At St Albert's there were boxes of strange oranges. There was even a sheet to explain their origin. They were from a tree in St Albert's grounds, one I noticed many times--small with abundant fruit. It had been brought from Rome and moved to several Dominican houses by a priest who also wound up here, planted like his tree. Someone recently brought a sample of it to an arborist who marveled at it. He said that it was a very ancient type of orange-- it even grows thorns on its branches. It had never been cross-bred with more recent types--it was essentially a hold-over from the very old world. They taste like sour tangerines, like marmalade, far from the orange as we know it.

This was the second of two extraordinary plant varieties I had recently encountered at St. Albert the Great. The other was a Mr. Lincoln rose bush. Its flowers are classically formed and of the deepest velvety red. Most astonishing of all, its scent is as full and deep as any rose I have sniffed in my long life of always stopping to smell the roses. There is something almost epi-phenomenal, or miraculous, about them.

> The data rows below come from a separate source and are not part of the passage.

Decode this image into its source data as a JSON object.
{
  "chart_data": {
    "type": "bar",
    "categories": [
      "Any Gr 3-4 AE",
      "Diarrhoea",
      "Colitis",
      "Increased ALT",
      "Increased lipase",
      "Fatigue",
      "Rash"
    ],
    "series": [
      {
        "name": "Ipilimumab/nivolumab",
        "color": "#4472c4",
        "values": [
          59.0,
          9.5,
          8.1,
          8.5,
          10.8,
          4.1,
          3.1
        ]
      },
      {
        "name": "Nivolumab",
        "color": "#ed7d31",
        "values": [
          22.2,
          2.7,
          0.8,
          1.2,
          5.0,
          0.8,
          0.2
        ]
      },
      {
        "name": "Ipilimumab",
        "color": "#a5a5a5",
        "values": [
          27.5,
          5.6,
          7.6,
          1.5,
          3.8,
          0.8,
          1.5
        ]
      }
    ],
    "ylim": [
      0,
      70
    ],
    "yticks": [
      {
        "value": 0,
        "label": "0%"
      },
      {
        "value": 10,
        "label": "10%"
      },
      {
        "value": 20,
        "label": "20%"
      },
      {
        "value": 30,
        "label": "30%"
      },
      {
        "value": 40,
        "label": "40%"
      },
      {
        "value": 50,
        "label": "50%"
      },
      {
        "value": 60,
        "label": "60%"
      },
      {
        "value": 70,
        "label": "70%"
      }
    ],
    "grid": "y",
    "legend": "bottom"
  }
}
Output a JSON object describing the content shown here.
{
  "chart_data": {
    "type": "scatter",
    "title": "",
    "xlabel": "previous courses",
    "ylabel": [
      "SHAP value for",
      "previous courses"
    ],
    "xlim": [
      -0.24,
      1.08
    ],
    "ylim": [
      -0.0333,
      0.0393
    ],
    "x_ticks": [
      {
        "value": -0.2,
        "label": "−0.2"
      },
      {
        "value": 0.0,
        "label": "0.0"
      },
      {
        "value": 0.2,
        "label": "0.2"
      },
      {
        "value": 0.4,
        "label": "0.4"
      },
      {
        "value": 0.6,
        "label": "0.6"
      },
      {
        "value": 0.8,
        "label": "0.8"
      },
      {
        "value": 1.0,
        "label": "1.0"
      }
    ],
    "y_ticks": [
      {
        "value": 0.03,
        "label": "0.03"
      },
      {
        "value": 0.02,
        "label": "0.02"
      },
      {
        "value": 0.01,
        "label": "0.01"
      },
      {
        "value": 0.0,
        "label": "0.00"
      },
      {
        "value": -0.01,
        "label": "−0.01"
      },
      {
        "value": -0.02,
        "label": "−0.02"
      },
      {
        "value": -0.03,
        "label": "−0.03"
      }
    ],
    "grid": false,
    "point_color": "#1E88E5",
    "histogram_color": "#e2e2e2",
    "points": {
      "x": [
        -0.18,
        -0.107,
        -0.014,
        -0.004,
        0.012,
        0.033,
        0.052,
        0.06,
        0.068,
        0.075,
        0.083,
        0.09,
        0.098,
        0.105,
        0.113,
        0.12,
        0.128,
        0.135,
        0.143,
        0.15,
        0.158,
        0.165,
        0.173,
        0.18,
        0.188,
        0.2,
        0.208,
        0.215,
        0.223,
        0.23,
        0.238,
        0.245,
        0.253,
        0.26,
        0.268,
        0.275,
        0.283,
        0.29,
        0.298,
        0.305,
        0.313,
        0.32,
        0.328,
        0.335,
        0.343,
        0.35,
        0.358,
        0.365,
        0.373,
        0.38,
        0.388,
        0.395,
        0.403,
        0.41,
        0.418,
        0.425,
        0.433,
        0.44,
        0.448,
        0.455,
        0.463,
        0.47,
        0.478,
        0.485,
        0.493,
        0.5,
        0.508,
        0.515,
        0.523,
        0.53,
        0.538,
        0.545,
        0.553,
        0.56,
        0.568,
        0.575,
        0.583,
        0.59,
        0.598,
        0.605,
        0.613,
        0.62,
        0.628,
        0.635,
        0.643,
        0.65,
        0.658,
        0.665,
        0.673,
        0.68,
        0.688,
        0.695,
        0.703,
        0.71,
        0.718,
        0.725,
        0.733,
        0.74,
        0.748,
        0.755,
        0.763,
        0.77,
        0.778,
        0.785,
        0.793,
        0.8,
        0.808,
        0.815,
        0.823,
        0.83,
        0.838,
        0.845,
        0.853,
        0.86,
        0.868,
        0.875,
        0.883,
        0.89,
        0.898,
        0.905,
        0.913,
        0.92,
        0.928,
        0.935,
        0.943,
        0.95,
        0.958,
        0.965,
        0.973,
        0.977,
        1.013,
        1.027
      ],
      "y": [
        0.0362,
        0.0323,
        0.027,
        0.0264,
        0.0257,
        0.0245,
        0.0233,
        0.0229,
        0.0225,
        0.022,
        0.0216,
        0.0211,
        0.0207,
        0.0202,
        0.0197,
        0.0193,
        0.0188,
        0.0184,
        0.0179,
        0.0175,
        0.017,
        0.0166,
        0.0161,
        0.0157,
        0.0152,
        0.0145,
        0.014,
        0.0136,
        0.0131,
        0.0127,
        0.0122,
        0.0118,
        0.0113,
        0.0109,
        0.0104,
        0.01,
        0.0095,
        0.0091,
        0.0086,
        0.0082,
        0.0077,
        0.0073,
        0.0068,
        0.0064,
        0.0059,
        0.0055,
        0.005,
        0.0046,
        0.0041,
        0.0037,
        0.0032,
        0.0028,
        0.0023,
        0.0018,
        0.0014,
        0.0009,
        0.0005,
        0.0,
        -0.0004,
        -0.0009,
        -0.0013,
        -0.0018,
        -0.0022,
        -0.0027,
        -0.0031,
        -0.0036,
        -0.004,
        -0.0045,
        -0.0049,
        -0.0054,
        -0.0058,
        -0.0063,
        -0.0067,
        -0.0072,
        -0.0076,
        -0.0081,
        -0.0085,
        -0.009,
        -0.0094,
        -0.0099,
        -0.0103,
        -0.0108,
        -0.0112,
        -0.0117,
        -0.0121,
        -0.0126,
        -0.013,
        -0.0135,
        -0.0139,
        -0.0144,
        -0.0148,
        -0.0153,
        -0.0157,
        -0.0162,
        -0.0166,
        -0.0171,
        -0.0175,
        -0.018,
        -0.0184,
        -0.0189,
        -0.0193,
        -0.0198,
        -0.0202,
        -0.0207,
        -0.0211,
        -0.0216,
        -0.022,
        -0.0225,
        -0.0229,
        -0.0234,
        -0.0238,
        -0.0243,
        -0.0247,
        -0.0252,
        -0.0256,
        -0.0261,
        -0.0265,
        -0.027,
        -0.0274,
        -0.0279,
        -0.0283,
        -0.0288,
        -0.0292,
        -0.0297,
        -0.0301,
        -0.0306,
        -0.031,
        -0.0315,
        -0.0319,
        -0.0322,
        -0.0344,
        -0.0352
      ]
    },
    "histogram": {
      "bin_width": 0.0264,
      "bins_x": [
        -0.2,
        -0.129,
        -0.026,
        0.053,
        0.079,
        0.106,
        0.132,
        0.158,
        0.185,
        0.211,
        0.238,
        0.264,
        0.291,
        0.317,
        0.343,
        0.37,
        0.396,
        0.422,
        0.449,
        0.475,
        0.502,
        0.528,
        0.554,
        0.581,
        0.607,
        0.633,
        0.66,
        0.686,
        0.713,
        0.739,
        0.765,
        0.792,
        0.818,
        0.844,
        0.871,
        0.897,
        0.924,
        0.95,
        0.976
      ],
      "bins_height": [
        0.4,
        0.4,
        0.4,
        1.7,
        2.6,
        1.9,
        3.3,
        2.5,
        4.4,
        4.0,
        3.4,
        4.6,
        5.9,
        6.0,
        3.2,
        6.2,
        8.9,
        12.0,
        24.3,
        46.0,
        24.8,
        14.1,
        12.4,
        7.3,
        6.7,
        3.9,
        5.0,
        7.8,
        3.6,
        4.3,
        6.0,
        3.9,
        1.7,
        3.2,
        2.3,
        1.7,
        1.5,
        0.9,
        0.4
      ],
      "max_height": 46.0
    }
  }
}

Meanwhile across town, the turn-around point of my nightly walks is currently surrounded by fencing. Overhead, Sather Tower, more popularly known as the Campanile, is wearing an elaborate ziggurat head and neck brace. It seems that even marble wears away in the wet winds and unforgiving sunlight at that altitude. The ghostly Flaneur, who walks through it's plaza late at night, who meditates on a sun dial pedestal by starlight, or who dreams mysteriously on its benches during carillon concerts, will not be seen there again until September of this year.

And when I walk down Bancroft, returning from the mail box after midnight, there are no cars in sight, no one walks the streets, and the distant trains say it's late, it's time to sleep. The world bids me peace and I reflect the same aspiration.

2 comments:

EHJ said...

The rain here has been falling in a linear fashion for weeks. Not graceful enough for easy reveries, but not mean enough to worry.

I have been playing a lot of basketball at the Y. When there are too many guys to run every game, I actually do get chats in (like your streetside conversation) about non-basketball stuff. It is nice when people do make the time for each other.

RAY MAN said...

Thanks for sharing, mate.
well, the music world lost a great one last Thursday...Sky Saxon passed on.